If you work in Art as a painter let's say, and you don't have kids but make great art, your cultural legacy can live on in other people in this way. It changes the idea of procreation from which you may live through other means. You do not necessarily have to make hardware, right?...
June 7th, 2007
Teaching at the Tennis Camps at Harvard until July 1st. Trying to keep up with Penpal correspondence. Enjoying Cambridge.
April 30th, 2007
- A Pareto Efficient improvment is one in which no parties lose,, it is a win-win. It seems that could increase public spending through public acts and not necessarily through taxation, if high visibility awards are given for such acts and recognized by the press and government. Recognition fuels the donor/act-giver and is the visible fuel of many things like music and science (the nobel is monetary but largely symbolic more than anything else). The government and the press can create recognition mechanisms 'out of thin air', it seems the most economical way of receiving private donations above tax breaks purposes. Good examples is the JFK Profiles in Courage award, given to public servants at any level, who've acted in the public interest, despite personal consequences. It's a reward for such deeds, and is Pareto efficient.
December 13th, 2006
Bought a new mic and put ideas to harddisk in an audio blog about the paper that I wanted to write: Mozart's Child:
http://alwinian.net/personalwritingphilosophymozartschild/mozartschild.htm
September 28th, 2006
-Leaving for Barcelona very soon!!
-Reading a very very interesting book: Emperor's New Mind, by Sir Roger Penrose. what a great book. I can't wait to read Road to Reality by him as well. They are sometimes way above my head, but the narrative is so good and so interesting.

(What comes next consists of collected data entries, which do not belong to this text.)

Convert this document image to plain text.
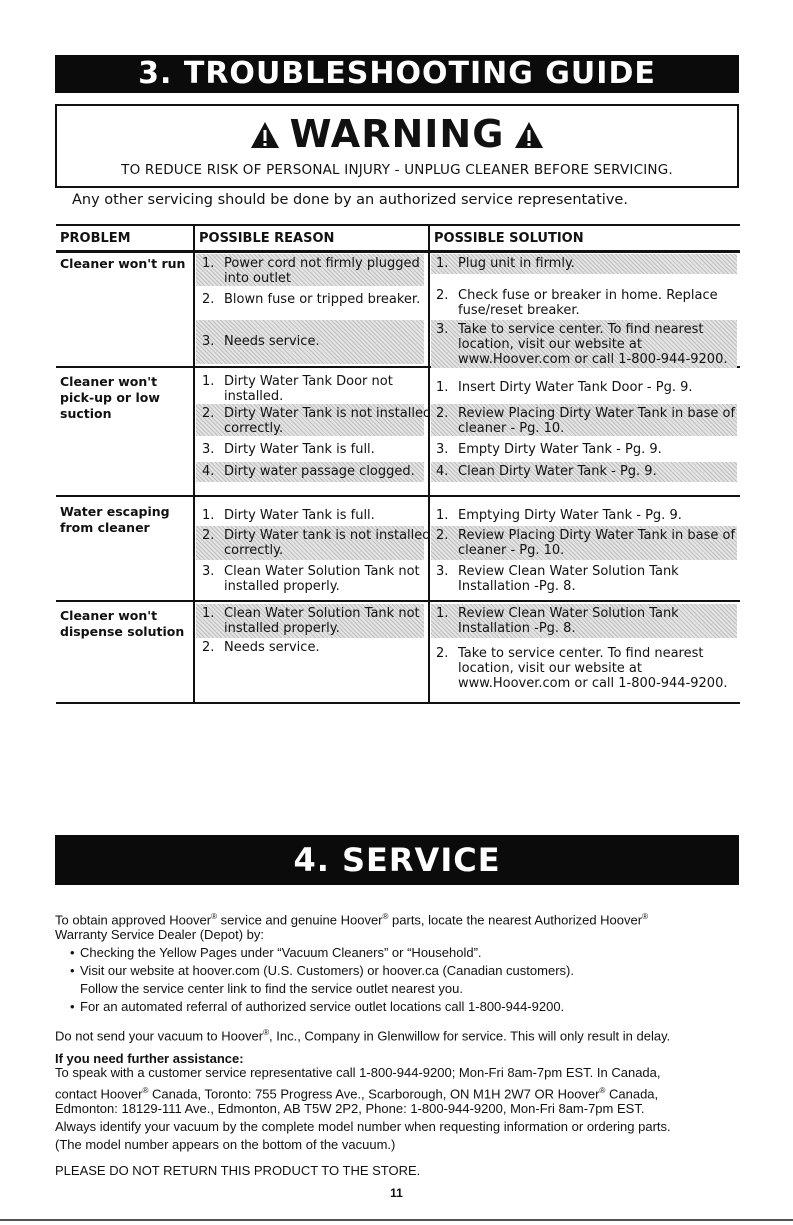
3. TROUBLESHOOTING GUIDE
WARNING
TO REDUCE RISK OF PERSONAL INJURY - UNPLUG CLEANER BEFORE SERVICING.
Any other servicing should be done by an authorized service representative.
PROBLEM	POSSIBLE REASON	POSSIBLE SOLUTION
Cleaner won't run 1. Power cord not firmly plugged into outlet
2. Blown fuse or tripped breaker.
3. Needs service.
1. Plug unit in firmly.
2. Check fuse or breaker in home. Replace fuse/reset breaker.
3. Take to service center. To find nearest location, visit our website at www.Hoover.com or call 1-800-944-9200.
Cleaner won't pick-up or low suction
1. Dirty Water Tank Door not installed.
2. Dirty Water Tank is not installed correctly.
3. Dirty Water Tank is full.
4. Dirty water passage clogged.
1. Insert Dirty Water Tank Door - Pg. 9.
2. Review Placing Dirty Water Tank in base of cleaner - Pg. 10.
3. Empty Dirty Water Tank - Pg. 9.
4. Clean Dirty Water Tank - Pg. 9.
Water escaping from cleaner
1. Dirty Water Tank is full.
2. Dirty Water tank is not installed correctly.
3. Clean Water Solution Tank not installed properly.
1. Emptying Dirty Water Tank - Pg. 9.
2. Review Placing Dirty Water Tank in base of cleaner - Pg. 10.
3. Review Clean Water Solution Tank Installation -Pg. 8.
Cleaner won't dispense solution
1. Clean Water Solution Tank not installed properly.
2. Needs service.
1. Review Clean Water Solution Tank Installation -Pg. 8.
2. Take to service center. To find nearest location, visit our website at www.Hoover.com or call 1-800-944-9200.
4. SERVICE
To obtain approved Hoover® service and genuine Hoover® parts, locate the nearest Authorized Hoover®
Warranty Service Dealer (Depot) by:
• Checking the Yellow Pages under “Vacuum Cleaners” or “Household”.
• Visit our website at hoover.com (U.S. Customers) or hoover.ca (Canadian customers).
Follow the service center link to find the service outlet nearest you.
• For an automated referral of authorized service outlet locations call 1-800-944-9200.
Do not send your vacuum to Hoover®, Inc., Company in Glenwillow for service. This will only result in delay.
If you need further assistance:
To speak with a customer service representative call 1-800-944-9200; Mon-Fri 8am-7pm EST. In Canada,
contact Hoover® Canada, Toronto: 755 Progress Ave., Scarborough, ON M1H 2W7 OR Hoover® Canada,
Edmonton: 18129-111 Ave., Edmonton, AB T5W 2P2, Phone: 1-800-944-9200, Mon-Fri 8am-7pm EST.
Always identify your vacuum by the complete model number when requesting information or ordering parts.
(The model number appears on the bottom of the vacuum.)
PLEASE DO NOT RETURN THIS PRODUCT TO THE STORE.
11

Like nectar from a tree, for the half artsy/half science-type.
-On September 9th, volunteered for a project called dropping knowledge (http://www.droppingknowledge.org/) which took place at Bebelplatz, Humboldt University in Berlin.

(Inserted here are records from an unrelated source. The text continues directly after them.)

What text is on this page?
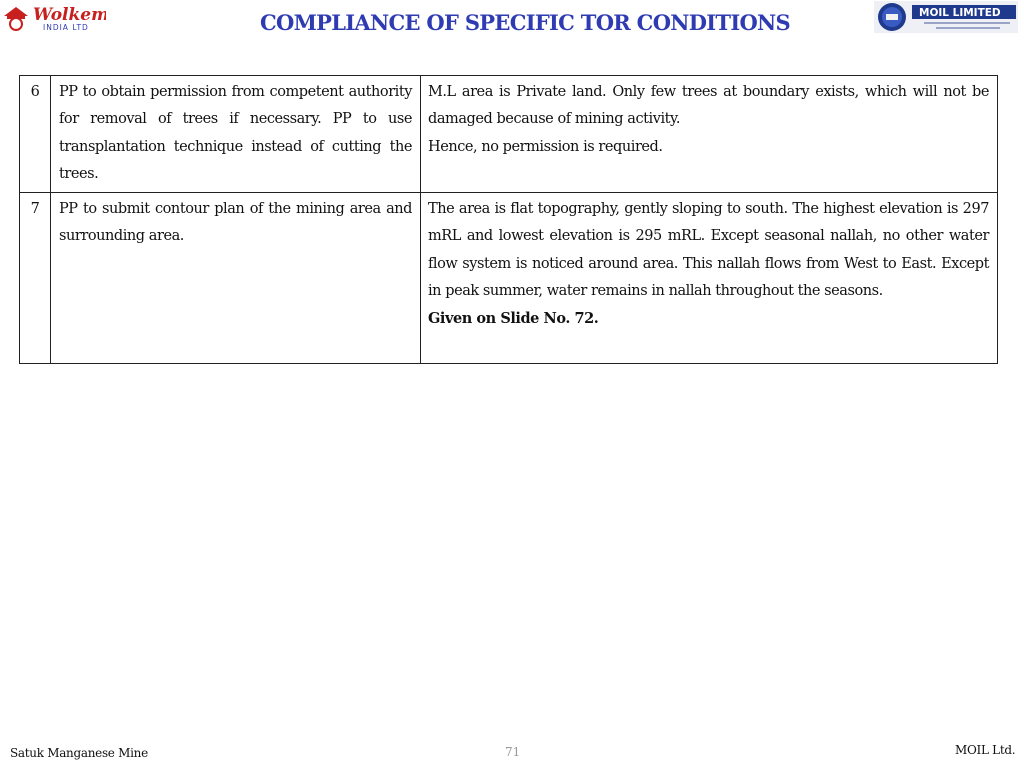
Wolkem
INDIA LTD	COMPLIANCE OF SPECIFIC TOR CONDITIONS	MOIL LIMITED
6	PP to obtain permission from competent authority for removal of trees if necessary. PP to use transplantation technique instead of cutting the trees.	M.L area is Private land. Only few trees at boundary exists, which will not be damaged because of mining activity.
Hence, no permission is required.

7	PP to submit contour plan of the mining area and surrounding area.	The area is flat topography, gently sloping to south. The highest elevation is 297 mRL and lowest elevation is 295 mRL. Except seasonal nallah, no other water flow system is noticed around area. This nallah flows from West to East. Except in peak summer, water remains in nallah throughout the seasons.
Given on Slide No. 72.
Satuk Manganese Mine	71	MOIL Ltd.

-All this blabbing garnered an invite to join as a blogger on www.hedgestop.com, though thinking about dropping it, as people are looking for answers and stock tips, and feeling that ppl are not understanding what i am writing, but persist..
-Ok,,, and now for the Financial Engineering stuff that everyone has eagerly been waiting for!!:
-choice oddities, fast becoming an Islamic folk music snob.
-learned more about financial options: the world reflected in a polarized chaos/order. lawful excuse, actus reus, extensive/normal forms.
-Solution 2 if Bill Clinton is busy. in a well organized political world, the losing MP candidate by poll whether liberal or ndp would defect or cast their total support for the same party. amalgamation. that would win the election allowing the most popular candidate to win into one joint unified ndlib superparty.
We could completely solve our leadership problem in Canada, if we let Bill Clinton become a Canadian citizen. It would honestly work, Bill is 59 yo young, still in his prime as a leader.
I am reading about another Paul Martin. Not the prime minister, but an archeologist. He - Paul Martin the archeologist purports the Blitzkreig model of settlement by the Clovis people (the first settlers of n.america) that they came here on a woolly mammoth hunt... from Jarod Diamond's book 3rd Chimpanzee. Amazing book.
W*-E!-L*-C!-O*-M!-E*! - I LAUNCH THE NEW REDESIGN OF THE SITE, WITH MORE LINKS TO PROJECTS AND EVERYTHING CLICKABLE. Hope you Enjoy, and Thanks for reading.